Die Feststellung der Schnittmengen mit Kunst, Handwerk und Design, die Fragestellung nach dem Sinn des Schmucks bzw. nach der gesellschaftlichen Aufgabe solcher personalen Gegenstände und die sich daraus ergebende Suche nach der gesellschaftlichen Verantwortung der Schmuckschaffenden bilden alle zusammen ein Wissens- und Bewusstseins-Potenzial. So ist es naheliegend, für die Suche nach Antworten, Lösungen und Ergebnissen zunächst einen eigenen (Frei-)Raum bzw. einen längst bestehenden Begriff erneut in Anspruch zu nehmen: Angewandte Kunst. Das mittels eines solchen Freiraums kreierte Selbstverständnis des eigenen Terrains bietet sodann klarere Perspektiven, die vorhin formulierte Aufgabenstellung in der modernen Gesellschaft zu aktualisieren und sinnvoll zu erfüllen.

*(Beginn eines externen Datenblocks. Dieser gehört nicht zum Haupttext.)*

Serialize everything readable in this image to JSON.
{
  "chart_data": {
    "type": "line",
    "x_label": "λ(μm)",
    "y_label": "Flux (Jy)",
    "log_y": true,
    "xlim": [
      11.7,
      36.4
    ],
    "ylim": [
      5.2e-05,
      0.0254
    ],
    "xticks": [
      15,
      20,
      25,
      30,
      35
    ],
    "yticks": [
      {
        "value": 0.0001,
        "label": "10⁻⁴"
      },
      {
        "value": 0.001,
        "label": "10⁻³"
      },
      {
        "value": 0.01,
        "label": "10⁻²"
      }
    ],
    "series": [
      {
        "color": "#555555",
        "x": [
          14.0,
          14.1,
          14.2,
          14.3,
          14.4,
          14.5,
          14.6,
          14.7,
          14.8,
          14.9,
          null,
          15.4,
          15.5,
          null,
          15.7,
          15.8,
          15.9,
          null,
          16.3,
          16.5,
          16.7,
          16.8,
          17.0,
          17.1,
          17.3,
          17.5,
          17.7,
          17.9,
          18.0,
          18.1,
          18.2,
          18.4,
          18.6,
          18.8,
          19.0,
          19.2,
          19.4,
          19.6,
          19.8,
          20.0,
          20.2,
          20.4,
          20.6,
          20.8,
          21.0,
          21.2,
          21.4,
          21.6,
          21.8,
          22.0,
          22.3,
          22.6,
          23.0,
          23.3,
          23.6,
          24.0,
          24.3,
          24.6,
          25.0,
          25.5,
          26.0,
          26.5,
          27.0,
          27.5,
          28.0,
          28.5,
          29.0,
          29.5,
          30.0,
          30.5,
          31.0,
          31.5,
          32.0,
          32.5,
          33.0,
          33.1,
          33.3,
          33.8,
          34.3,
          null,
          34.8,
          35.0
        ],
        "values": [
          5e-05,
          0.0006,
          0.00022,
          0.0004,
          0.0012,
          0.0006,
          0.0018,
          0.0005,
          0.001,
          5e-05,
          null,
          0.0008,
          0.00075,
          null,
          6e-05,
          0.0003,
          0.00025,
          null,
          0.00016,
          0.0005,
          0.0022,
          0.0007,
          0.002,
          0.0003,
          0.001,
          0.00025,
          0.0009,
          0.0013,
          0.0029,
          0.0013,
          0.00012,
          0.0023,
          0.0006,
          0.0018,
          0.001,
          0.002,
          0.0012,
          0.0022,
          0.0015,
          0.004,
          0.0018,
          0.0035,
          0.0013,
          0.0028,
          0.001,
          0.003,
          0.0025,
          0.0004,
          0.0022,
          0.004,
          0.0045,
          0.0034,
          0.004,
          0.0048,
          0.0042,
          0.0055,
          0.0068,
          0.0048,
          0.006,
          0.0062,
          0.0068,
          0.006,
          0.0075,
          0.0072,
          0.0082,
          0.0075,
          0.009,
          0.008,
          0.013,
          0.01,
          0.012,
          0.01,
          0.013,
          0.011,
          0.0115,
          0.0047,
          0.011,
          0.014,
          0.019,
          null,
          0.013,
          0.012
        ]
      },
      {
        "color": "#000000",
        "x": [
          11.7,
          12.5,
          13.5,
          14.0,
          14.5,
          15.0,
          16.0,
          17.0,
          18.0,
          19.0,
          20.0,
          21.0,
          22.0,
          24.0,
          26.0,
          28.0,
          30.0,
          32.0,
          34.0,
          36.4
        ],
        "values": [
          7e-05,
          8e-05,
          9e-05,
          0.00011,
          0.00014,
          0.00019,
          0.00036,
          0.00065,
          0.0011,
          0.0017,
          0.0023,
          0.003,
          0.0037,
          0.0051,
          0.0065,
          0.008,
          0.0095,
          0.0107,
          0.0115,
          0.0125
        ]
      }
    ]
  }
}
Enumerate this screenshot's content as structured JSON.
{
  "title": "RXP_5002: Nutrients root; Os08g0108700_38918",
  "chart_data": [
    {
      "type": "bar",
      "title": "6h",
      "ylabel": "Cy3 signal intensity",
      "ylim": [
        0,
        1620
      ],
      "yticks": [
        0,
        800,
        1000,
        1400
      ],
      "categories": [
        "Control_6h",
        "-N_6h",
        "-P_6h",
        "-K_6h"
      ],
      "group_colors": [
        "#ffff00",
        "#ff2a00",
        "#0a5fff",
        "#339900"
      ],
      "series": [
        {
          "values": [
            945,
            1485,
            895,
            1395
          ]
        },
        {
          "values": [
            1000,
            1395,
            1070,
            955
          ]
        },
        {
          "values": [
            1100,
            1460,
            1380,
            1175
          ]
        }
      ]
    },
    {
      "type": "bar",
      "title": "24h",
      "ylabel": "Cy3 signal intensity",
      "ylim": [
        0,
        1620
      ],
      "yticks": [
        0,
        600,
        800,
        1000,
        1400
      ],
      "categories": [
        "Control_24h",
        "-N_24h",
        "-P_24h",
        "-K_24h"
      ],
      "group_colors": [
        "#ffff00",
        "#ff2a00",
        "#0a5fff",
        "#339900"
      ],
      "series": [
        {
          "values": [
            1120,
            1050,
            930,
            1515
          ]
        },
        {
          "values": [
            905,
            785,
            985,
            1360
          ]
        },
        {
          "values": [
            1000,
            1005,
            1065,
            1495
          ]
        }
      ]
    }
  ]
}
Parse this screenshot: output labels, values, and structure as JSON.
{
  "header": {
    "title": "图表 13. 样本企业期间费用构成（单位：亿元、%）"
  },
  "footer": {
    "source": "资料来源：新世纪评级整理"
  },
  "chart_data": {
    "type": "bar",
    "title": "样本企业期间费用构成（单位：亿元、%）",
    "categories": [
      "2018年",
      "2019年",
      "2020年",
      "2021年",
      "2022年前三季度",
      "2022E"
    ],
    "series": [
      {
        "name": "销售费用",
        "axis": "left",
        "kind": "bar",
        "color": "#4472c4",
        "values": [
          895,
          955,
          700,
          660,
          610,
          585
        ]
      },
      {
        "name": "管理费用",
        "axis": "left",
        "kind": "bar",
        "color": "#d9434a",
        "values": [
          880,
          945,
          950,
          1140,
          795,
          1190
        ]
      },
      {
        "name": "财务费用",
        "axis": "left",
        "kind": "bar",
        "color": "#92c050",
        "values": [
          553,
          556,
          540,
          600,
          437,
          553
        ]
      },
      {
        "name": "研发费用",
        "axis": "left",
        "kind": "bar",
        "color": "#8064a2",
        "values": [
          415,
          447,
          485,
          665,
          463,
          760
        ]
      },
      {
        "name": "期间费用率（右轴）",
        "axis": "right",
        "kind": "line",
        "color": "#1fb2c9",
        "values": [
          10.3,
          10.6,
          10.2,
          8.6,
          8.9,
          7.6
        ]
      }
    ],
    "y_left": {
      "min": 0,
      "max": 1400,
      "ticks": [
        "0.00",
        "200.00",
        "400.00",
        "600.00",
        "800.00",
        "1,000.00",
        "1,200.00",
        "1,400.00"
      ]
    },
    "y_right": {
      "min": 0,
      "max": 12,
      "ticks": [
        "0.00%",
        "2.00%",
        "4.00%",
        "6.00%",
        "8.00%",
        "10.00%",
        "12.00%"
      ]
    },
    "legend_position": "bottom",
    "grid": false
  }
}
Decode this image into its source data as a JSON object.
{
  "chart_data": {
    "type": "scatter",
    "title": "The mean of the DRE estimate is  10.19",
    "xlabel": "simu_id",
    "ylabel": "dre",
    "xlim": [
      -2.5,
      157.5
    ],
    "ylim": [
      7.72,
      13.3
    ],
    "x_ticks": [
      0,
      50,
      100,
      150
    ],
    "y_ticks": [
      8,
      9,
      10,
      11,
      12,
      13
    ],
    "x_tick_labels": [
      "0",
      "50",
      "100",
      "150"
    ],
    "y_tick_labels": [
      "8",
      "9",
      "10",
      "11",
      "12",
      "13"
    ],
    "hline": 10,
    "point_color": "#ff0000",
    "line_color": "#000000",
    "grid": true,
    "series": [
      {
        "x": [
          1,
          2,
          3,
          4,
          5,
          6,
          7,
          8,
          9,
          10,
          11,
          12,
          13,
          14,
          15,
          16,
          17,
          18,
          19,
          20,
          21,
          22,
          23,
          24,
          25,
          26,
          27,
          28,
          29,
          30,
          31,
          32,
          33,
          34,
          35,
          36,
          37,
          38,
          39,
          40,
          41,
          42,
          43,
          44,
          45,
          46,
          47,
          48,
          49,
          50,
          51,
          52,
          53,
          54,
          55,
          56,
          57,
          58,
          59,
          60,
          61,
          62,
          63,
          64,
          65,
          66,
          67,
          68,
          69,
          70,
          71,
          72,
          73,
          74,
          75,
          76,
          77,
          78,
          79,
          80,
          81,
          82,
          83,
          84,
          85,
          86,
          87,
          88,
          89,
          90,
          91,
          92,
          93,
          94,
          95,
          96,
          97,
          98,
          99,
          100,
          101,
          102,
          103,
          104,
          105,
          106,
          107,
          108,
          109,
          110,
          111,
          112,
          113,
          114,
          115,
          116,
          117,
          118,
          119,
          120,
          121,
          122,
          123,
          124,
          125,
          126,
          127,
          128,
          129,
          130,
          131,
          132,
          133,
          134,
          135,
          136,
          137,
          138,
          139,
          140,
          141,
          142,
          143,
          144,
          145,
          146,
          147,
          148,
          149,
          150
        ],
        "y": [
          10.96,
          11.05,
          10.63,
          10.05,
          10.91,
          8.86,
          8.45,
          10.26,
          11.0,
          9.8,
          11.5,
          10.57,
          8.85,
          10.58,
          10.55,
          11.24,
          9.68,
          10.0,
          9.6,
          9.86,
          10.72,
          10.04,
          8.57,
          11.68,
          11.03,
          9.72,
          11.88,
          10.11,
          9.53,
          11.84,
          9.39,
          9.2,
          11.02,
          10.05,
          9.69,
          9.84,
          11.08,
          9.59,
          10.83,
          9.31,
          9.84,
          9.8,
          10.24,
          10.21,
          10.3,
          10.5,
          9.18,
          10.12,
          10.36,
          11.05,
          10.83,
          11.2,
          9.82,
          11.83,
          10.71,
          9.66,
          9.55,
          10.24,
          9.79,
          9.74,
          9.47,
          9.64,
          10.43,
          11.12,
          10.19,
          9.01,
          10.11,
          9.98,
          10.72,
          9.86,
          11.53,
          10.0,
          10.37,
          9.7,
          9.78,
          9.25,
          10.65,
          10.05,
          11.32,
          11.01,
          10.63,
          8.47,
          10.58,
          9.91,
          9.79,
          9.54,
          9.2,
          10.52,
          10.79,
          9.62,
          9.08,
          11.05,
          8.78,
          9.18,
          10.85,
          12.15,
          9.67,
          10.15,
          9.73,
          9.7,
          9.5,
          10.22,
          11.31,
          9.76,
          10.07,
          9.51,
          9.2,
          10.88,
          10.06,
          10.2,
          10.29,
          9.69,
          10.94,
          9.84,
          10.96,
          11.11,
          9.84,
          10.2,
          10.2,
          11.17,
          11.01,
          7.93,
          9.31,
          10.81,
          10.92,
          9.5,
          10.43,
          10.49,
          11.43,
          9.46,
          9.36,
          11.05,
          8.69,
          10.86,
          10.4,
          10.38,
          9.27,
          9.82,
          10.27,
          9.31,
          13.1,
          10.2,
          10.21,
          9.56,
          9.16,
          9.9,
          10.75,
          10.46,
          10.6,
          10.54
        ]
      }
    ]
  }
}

Der Standort befindet sich in diesem Moment mitten in dieser Diskussion - die vorgelegten Studiengänge als „Fine Arts“ beantragen zu wollen, ist insofern kein Aufbruch zu neuen Ufern. Im Gegenteil, es ist eher eine Anpassung der Beschreibung des heutigen Standes der Angebote. Die fachlich-inhaltliche und personelle Entwicklung, die seit der Jahrtausendwende das Studium an der Fachrichtung Edelstein und Schmuck geprägt hat, macht eine solche Neu-Positionierung im Rahmen dieses (Re-)Akkreditierungsverfahrens erstmals möglich.

Angewandte Kunst in der Lehre

Das Wesen der Lehre findet sich in dem lateinischen Wort 'professio': Stellungnahme, Erklärung. Für Professorinnen und Professoren im Bereich Edelstein und Schmuck bedeutet das, eine Erklärung der eigenen Überzeugungen abzugeben, die für Studierende nicht unter allen Umständen leicht zu akzeptieren ist. Diese Haltung erzeugt ganz bewusst die Spannungen, die zu „entäußertem“, intrinsische Lernprozesse anregenden Lernen dazugehören, eine Reibungsfläche, die Studierende in die Lage versetzt, ihren eigenen Standort zu bestimmen bzw. sich zu positionieren und Souveränität und Autonomie zu gewinnen.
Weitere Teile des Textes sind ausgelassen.